American contemporary artist

Tracy Nakayama (born 1974) is a contemporary American artist who lives and works in Los Angeles, California and was born in Honolulu, Hawaii.

==Education==

Nakayama received her MFA from the School of Visual Arts in New York, NY and her BFA from the California College of Arts and Crafts in Oakland, California.

==Work==

Nakayama's ink drawings focus on the camp aesthetic of 1970s erotic imagery. Her sepia toned portraits explore a bygone era of sexual innocence and exploration, whose softcore aesthetic is adaptable to her feminist approach.

Nakayama's work has been exhibited widely throughout the U.S., Japan and Europe.

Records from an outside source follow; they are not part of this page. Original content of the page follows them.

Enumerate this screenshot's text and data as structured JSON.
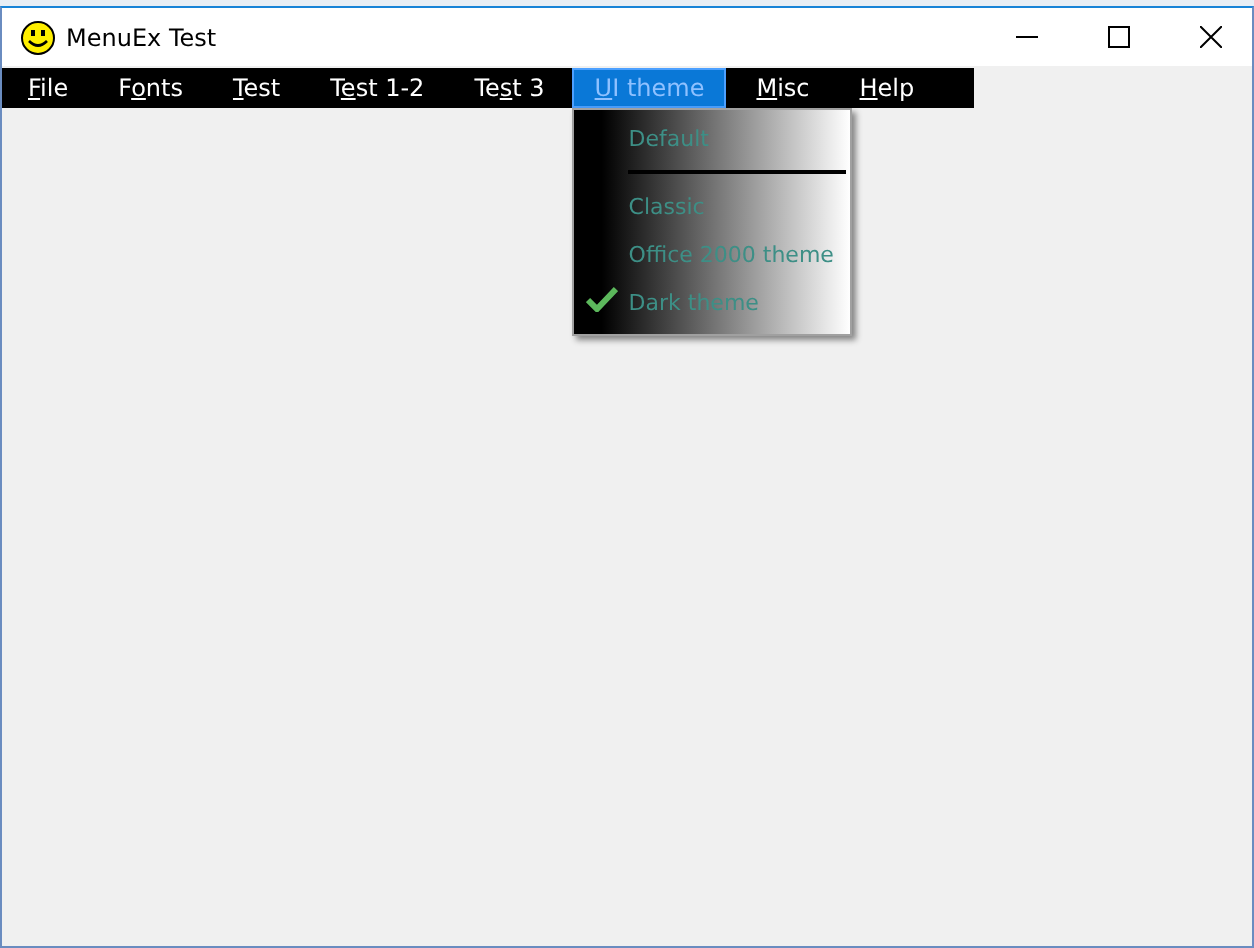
{
  "window": {
    "title": "MenuEx Test"
  },
  "menu_bar": [
    {
      "label": [
        {
          "text": "F",
          "underlined": true
        },
        {
          "text": "ile",
          "underlined": false
        }
      ],
      "selected": false
    },
    {
      "label": [
        {
          "text": "F",
          "underlined": false
        },
        {
          "text": "o",
          "underlined": true
        },
        {
          "text": "nts",
          "underlined": false
        }
      ],
      "selected": false
    },
    {
      "label": [
        {
          "text": "T",
          "underlined": true
        },
        {
          "text": "est",
          "underlined": false
        }
      ],
      "selected": false
    },
    {
      "label": [
        {
          "text": "T",
          "underlined": false
        },
        {
          "text": "e",
          "underlined": true
        },
        {
          "text": "st 1-2",
          "underlined": false
        }
      ],
      "selected": false
    },
    {
      "label": [
        {
          "text": "Te",
          "underlined": false
        },
        {
          "text": "s",
          "underlined": true
        },
        {
          "text": "t 3",
          "underlined": false
        }
      ],
      "selected": false
    },
    {
      "label": [
        {
          "text": "U",
          "underlined": true
        },
        {
          "text": "I theme",
          "underlined": false
        }
      ],
      "selected": true
    },
    {
      "label": [
        {
          "text": "M",
          "underlined": true
        },
        {
          "text": "isc",
          "underlined": false
        }
      ],
      "selected": false
    },
    {
      "label": [
        {
          "text": "H",
          "underlined": true
        },
        {
          "text": "elp",
          "underlined": false
        }
      ],
      "selected": false
    }
  ],
  "dropdown": [
    {
      "kind": "item",
      "label": "Default",
      "checked": false
    },
    {
      "kind": "separator"
    },
    {
      "kind": "item",
      "label": "Classic",
      "checked": false
    },
    {
      "kind": "item",
      "label": "Office 2000 theme",
      "checked": false
    },
    {
      "kind": "item",
      "label": "Dark theme",
      "checked": true
    }
  ]
}
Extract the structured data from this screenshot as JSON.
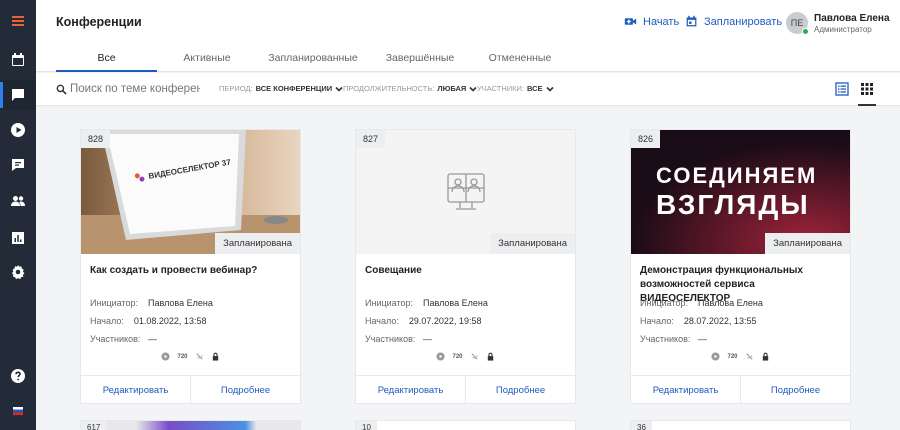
{
  "header": {
    "title": "Конференции",
    "start_label": "Начать",
    "schedule_label": "Запланировать",
    "user": {
      "initials": "ПЕ",
      "name": "Павлова Елена",
      "role": "Администратор"
    }
  },
  "tabs": [
    {
      "label": "Все",
      "active": true
    },
    {
      "label": "Активные"
    },
    {
      "label": "Запланированные"
    },
    {
      "label": "Завершённые"
    },
    {
      "label": "Отмененные"
    }
  ],
  "filters": {
    "search_placeholder": "Поиск по теме конференции",
    "period_label": "ПЕРИОД:",
    "period_value": "ВСЕ КОНФЕРЕНЦИИ",
    "duration_label": "ПРОДОЛЖИТЕЛЬНОСТЬ:",
    "duration_value": "ЛЮБАЯ",
    "participants_label": "УЧАСТНИКИ:",
    "participants_value": "ВСЕ"
  },
  "card_labels": {
    "initiator": "Инициатор:",
    "start": "Начало:",
    "participants": "Участников:",
    "edit": "Редактировать",
    "more": "Подробнее",
    "quality": "720"
  },
  "cards": [
    {
      "id": "828",
      "status": "Запланирована",
      "title": "Как создать и провести вебинар?",
      "initiator": "Павлова Елена",
      "start": "01.08.2022, 13:58",
      "participants": "—",
      "logo_text": "ВИДЕОСЕЛЕКТОР 37"
    },
    {
      "id": "827",
      "status": "Запланирована",
      "title": "Совещание",
      "initiator": "Павлова Елена",
      "start": "29.07.2022, 19:58",
      "participants": "—"
    },
    {
      "id": "826",
      "status": "Запланирована",
      "title": "Демонстрация функциональных возможностей сервиса ВИДЕОСЕЛЕКТОР",
      "initiator": "Павлова Елена",
      "start": "28.07.2022, 13:55",
      "participants": "—",
      "banner_line1": "СОЕДИНЯЕМ",
      "banner_line2": "ВЗГЛЯДЫ"
    }
  ],
  "more_cards": [
    {
      "id": "617"
    },
    {
      "id": "10"
    },
    {
      "id": "36"
    }
  ],
  "colors": {
    "sidebar": "#232b38",
    "accent": "#1f5bbf",
    "online": "#22b14c"
  }
}
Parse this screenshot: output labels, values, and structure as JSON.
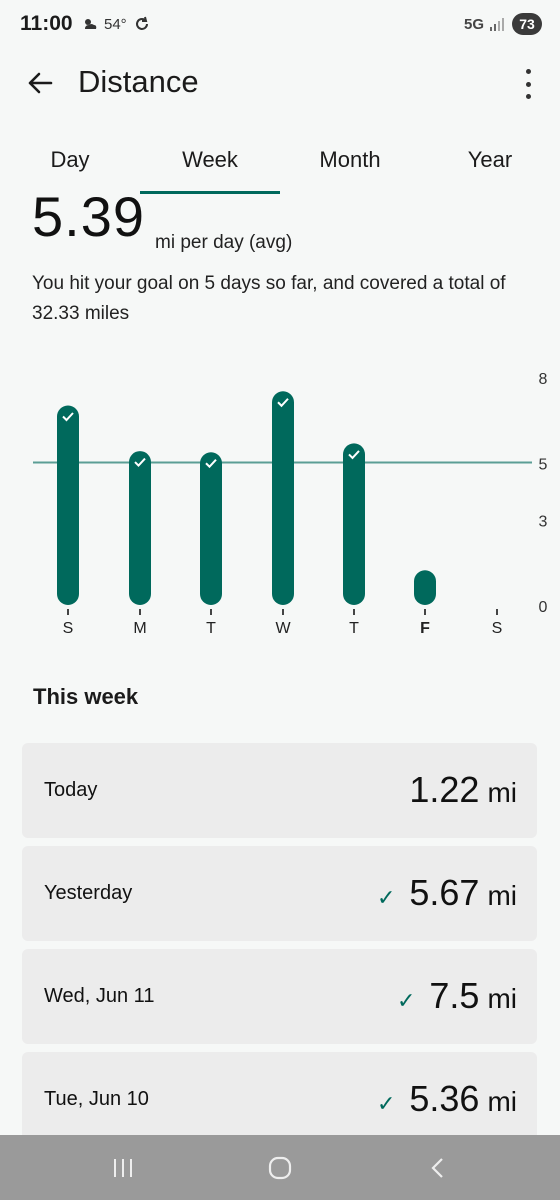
{
  "status": {
    "time": "11:00",
    "temp": "54°",
    "network": "5G",
    "battery": "73"
  },
  "header": {
    "title": "Distance"
  },
  "tabs": [
    {
      "label": "Day"
    },
    {
      "label": "Week"
    },
    {
      "label": "Month"
    },
    {
      "label": "Year"
    }
  ],
  "summary": {
    "value": "5.39",
    "unit_label": "mi per day (avg)",
    "description": "You hit your goal on 5 days so far, and covered a total of 32.33 miles"
  },
  "colors": {
    "accent": "#00695c",
    "goal_line": "#5b9e95",
    "card_bg": "#ececec"
  },
  "chart_data": {
    "type": "bar",
    "categories": [
      "S",
      "M",
      "T",
      "W",
      "T",
      "F",
      "S"
    ],
    "values": [
      7.0,
      5.4,
      5.36,
      7.5,
      5.67,
      1.22,
      0
    ],
    "goal_met": [
      true,
      true,
      true,
      true,
      true,
      false,
      false
    ],
    "current_day_index": 5,
    "goal": 5,
    "yticks": [
      "8",
      "5",
      "3",
      "0"
    ],
    "ylim": [
      0,
      8
    ]
  },
  "section": {
    "title": "This week"
  },
  "days": [
    {
      "label": "Today",
      "value": "1.22",
      "unit": "mi",
      "goal_met": false
    },
    {
      "label": "Yesterday",
      "value": "5.67",
      "unit": "mi",
      "goal_met": true
    },
    {
      "label": "Wed, Jun 11",
      "value": "7.5",
      "unit": "mi",
      "goal_met": true
    },
    {
      "label": "Tue, Jun 10",
      "value": "5.36",
      "unit": "mi",
      "goal_met": true
    }
  ],
  "navbar": {
    "icons": [
      "recent-apps-icon",
      "home-icon",
      "back-nav-icon"
    ]
  }
}
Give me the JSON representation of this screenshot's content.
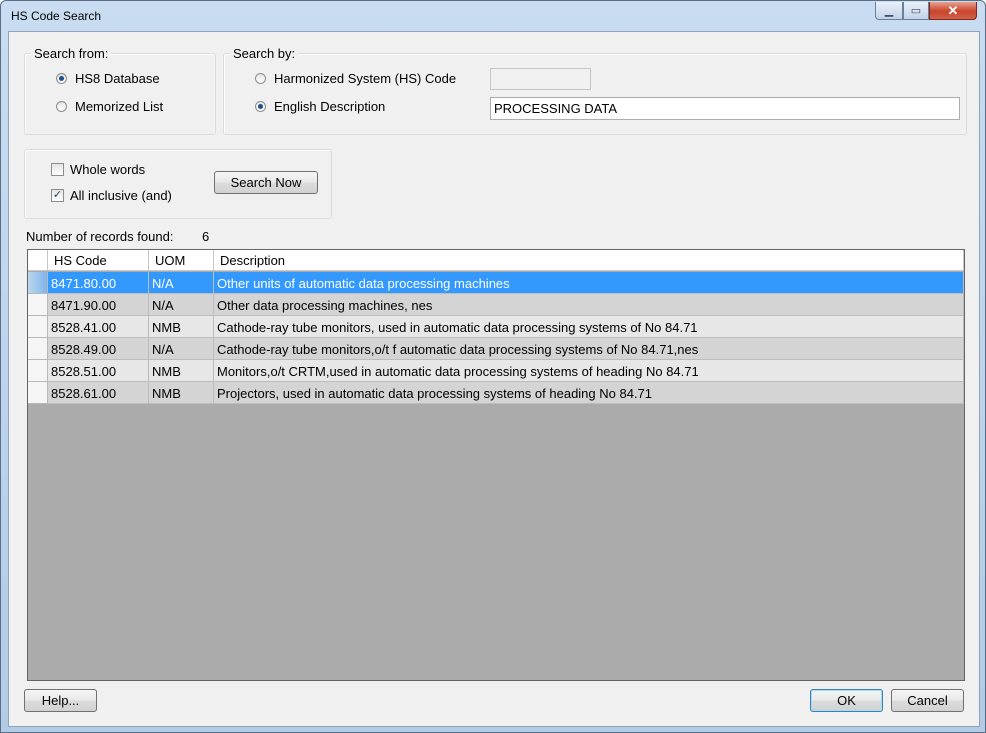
{
  "window": {
    "title": "HS Code Search"
  },
  "search_from": {
    "label": "Search from:",
    "options": [
      {
        "label": "HS8 Database",
        "selected": true
      },
      {
        "label": "Memorized List",
        "selected": false
      }
    ]
  },
  "search_by": {
    "label": "Search by:",
    "hs_code": {
      "label": "Harmonized System (HS) Code",
      "selected": false,
      "value": ""
    },
    "english": {
      "label": "English Description",
      "selected": true,
      "value": "PROCESSING DATA"
    }
  },
  "options": {
    "whole_words": {
      "label": "Whole words",
      "checked": false
    },
    "all_inclusive": {
      "label": "All inclusive (and)",
      "checked": true
    },
    "search_button": "Search Now"
  },
  "records": {
    "label": "Number of records found:",
    "count": "6"
  },
  "table": {
    "columns": [
      "HS Code",
      "UOM",
      "Description"
    ],
    "rows": [
      {
        "code": "8471.80.00",
        "uom": "N/A",
        "desc": "Other units of automatic data processing machines"
      },
      {
        "code": "8471.90.00",
        "uom": "N/A",
        "desc": "Other data processing machines, nes"
      },
      {
        "code": "8528.41.00",
        "uom": "NMB",
        "desc": "Cathode-ray tube monitors, used in automatic data processing systems of No 84.71"
      },
      {
        "code": "8528.49.00",
        "uom": "N/A",
        "desc": "Cathode-ray tube monitors,o/t f automatic data processing systems of No 84.71,nes"
      },
      {
        "code": "8528.51.00",
        "uom": "NMB",
        "desc": "Monitors,o/t CRTM,used in automatic data processing systems of heading No 84.71"
      },
      {
        "code": "8528.61.00",
        "uom": "NMB",
        "desc": "Projectors, used in automatic data processing systems of heading No 84.71"
      }
    ]
  },
  "buttons": {
    "help": "Help...",
    "ok": "OK",
    "cancel": "Cancel"
  },
  "colors": {
    "selection": "#3399ff",
    "grid_background": "#ababab"
  }
}
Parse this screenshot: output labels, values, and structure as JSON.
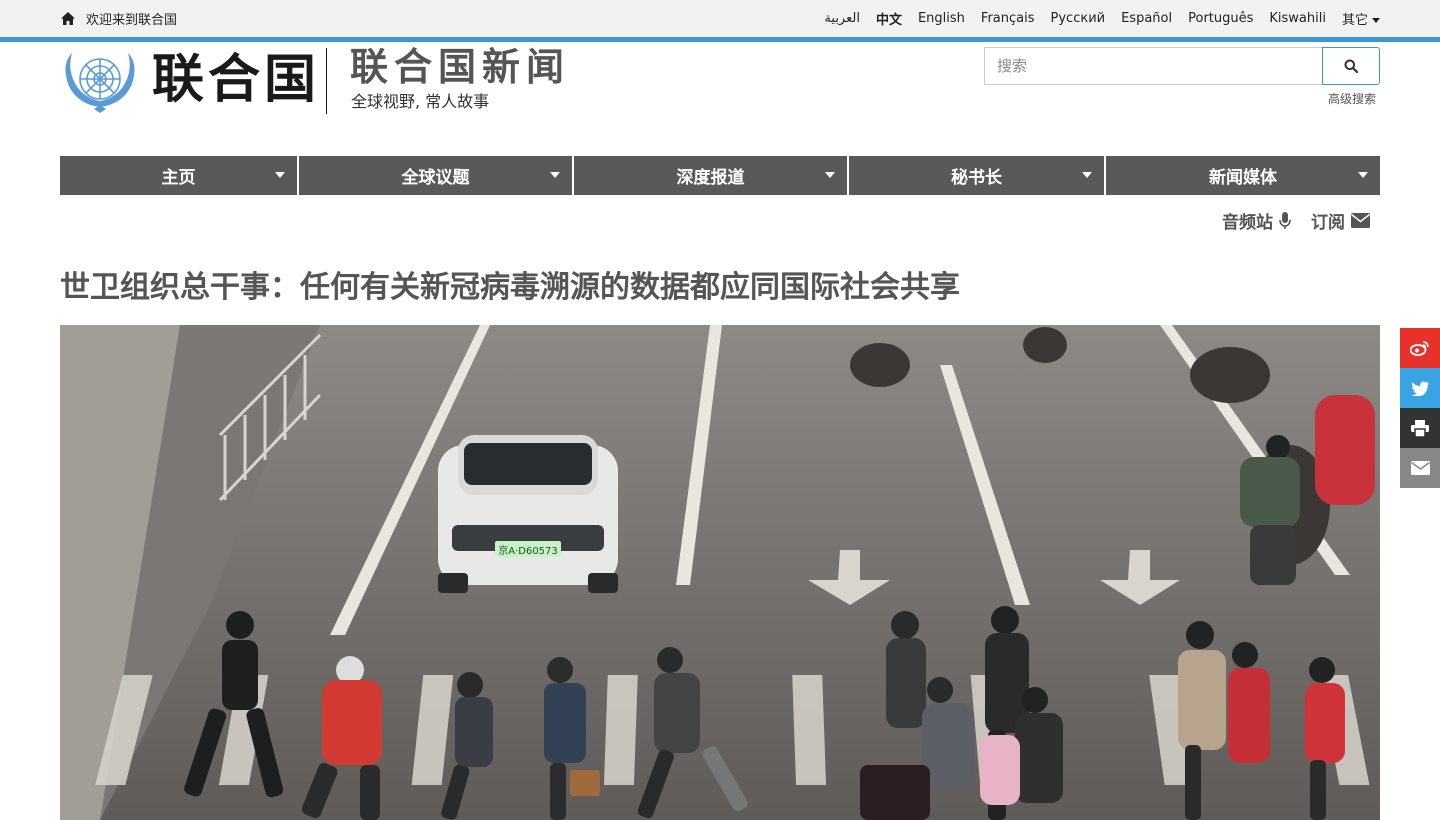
{
  "topbar": {
    "welcome": "欢迎来到联合国",
    "languages": [
      {
        "label": "العربية",
        "active": false
      },
      {
        "label": "中文",
        "active": true
      },
      {
        "label": "English",
        "active": false
      },
      {
        "label": "Français",
        "active": false
      },
      {
        "label": "Русский",
        "active": false
      },
      {
        "label": "Español",
        "active": false
      },
      {
        "label": "Português",
        "active": false
      },
      {
        "label": "Kiswahili",
        "active": false
      }
    ],
    "other": "其它"
  },
  "header": {
    "un_title": "联合国",
    "news_title": "联合国新闻",
    "tagline": "全球视野, 常人故事",
    "search_placeholder": "搜索",
    "advanced_search": "高级搜索"
  },
  "nav": {
    "items": [
      {
        "label": "主页"
      },
      {
        "label": "全球议题"
      },
      {
        "label": "深度报道"
      },
      {
        "label": "秘书长"
      },
      {
        "label": "新闻媒体"
      }
    ]
  },
  "subnav": {
    "audio": "音频站",
    "subscribe": "订阅"
  },
  "article": {
    "headline": "世卫组织总干事：任何有关新冠病毒溯源的数据都应同国际社会共享",
    "license_plate": "京A·D60573"
  },
  "share": {
    "icons": [
      "weibo-icon",
      "twitter-icon",
      "print-icon",
      "email-icon"
    ],
    "colors": {
      "weibo": "#e6322b",
      "twitter": "#3aa3e3",
      "print": "#333333",
      "email": "#888888"
    }
  },
  "colors": {
    "accent": "#3b98d3",
    "nav_bg": "#595959",
    "headline": "#555555"
  }
}
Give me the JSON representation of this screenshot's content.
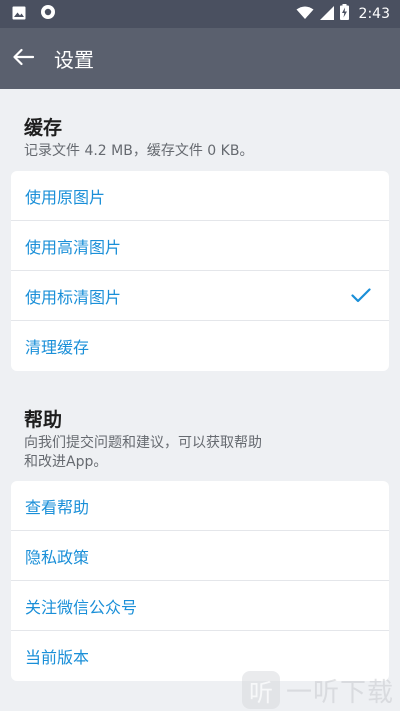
{
  "status_bar": {
    "time": "2:43",
    "icons": [
      "image-icon",
      "record-icon",
      "wifi-icon",
      "signal-icon",
      "battery-charging-icon"
    ]
  },
  "toolbar": {
    "back_icon": "arrow-left-icon",
    "title": "设置"
  },
  "cache": {
    "title": "缓存",
    "description": "记录文件 4.2 MB，缓存文件 0 KB。",
    "items": [
      {
        "label": "使用原图片",
        "checked": false
      },
      {
        "label": "使用高清图片",
        "checked": false
      },
      {
        "label": "使用标清图片",
        "checked": true
      },
      {
        "label": "清理缓存",
        "checked": false
      }
    ]
  },
  "help": {
    "title": "帮助",
    "description_line1": "向我们提交问题和建议，可以获取帮助",
    "description_line2": "和改进App。",
    "items": [
      {
        "label": "查看帮助"
      },
      {
        "label": "隐私政策"
      },
      {
        "label": "关注微信公众号"
      },
      {
        "label": "当前版本"
      }
    ]
  },
  "watermark": {
    "logo_char": "听",
    "text": "一听下载"
  },
  "colors": {
    "status_bar_bg": "#4a5060",
    "toolbar_bg": "#5a606e",
    "page_bg": "#eef0f3",
    "accent": "#1a8fd8"
  }
}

Nakayama has had solo exhibitions at Hiromi Yoshii Gallery (Tokyo), Acuna-Hansen Gallery (Los Angeles), ATM Gallery (New York), and Bodybuilder and Sportsman Gallery (Chicago) among many others.

Nakayama is currently represented by Kinkead Contemporary in Los Angeles and Hiromi Yoshii Gallery in Tokyo, Japan.

Her pieces “Eats” (2002) and “Drinks” (2003) are part of the Museum of Modern Art’s (MoMA) permanent collection.

==Select bibliography==
- Aoki, Miho. “Dreams in Aloha,” Dune, Summer 2006, vol.31.
- Nelson, Arty. “Tracy Nakayama,” Flaunt, 2006, Issue 71.
- Yood, James. “Reviews, Tracy Nakayama: Bodybuilder & Sportsman,” ArtForum, Summer 2005, 329.
- Lopez, Ruth. “Getting Leid,” Time Out Chicago, 17–24 March 2005, 53.
- Nelson, Arty. “Heavy Petting: Tracy Nakayama’s Sex from a Woman’s Perspective,” LA Weekly, 8 January 2004.
- “Tracy’s Page,” Sweet Action magazine, Issue 3, 2004.
  - “Antenna,” United Bamboo apparel featured, Harper's Bazaar Japan, November 2003.
- Honigman, Ana Finel. “Erotika,” Time Out New York, 1–8 August 2002, 51.
- Chick, Lynn. “Tracy Nakayama: Modern Culture; New York, New	York,” zingmagazine, Issue 14, Winter 2001, 215–6.
- Saltz, Jerry. “Something Wild,” The Village Voice, 25 December 2001, 73.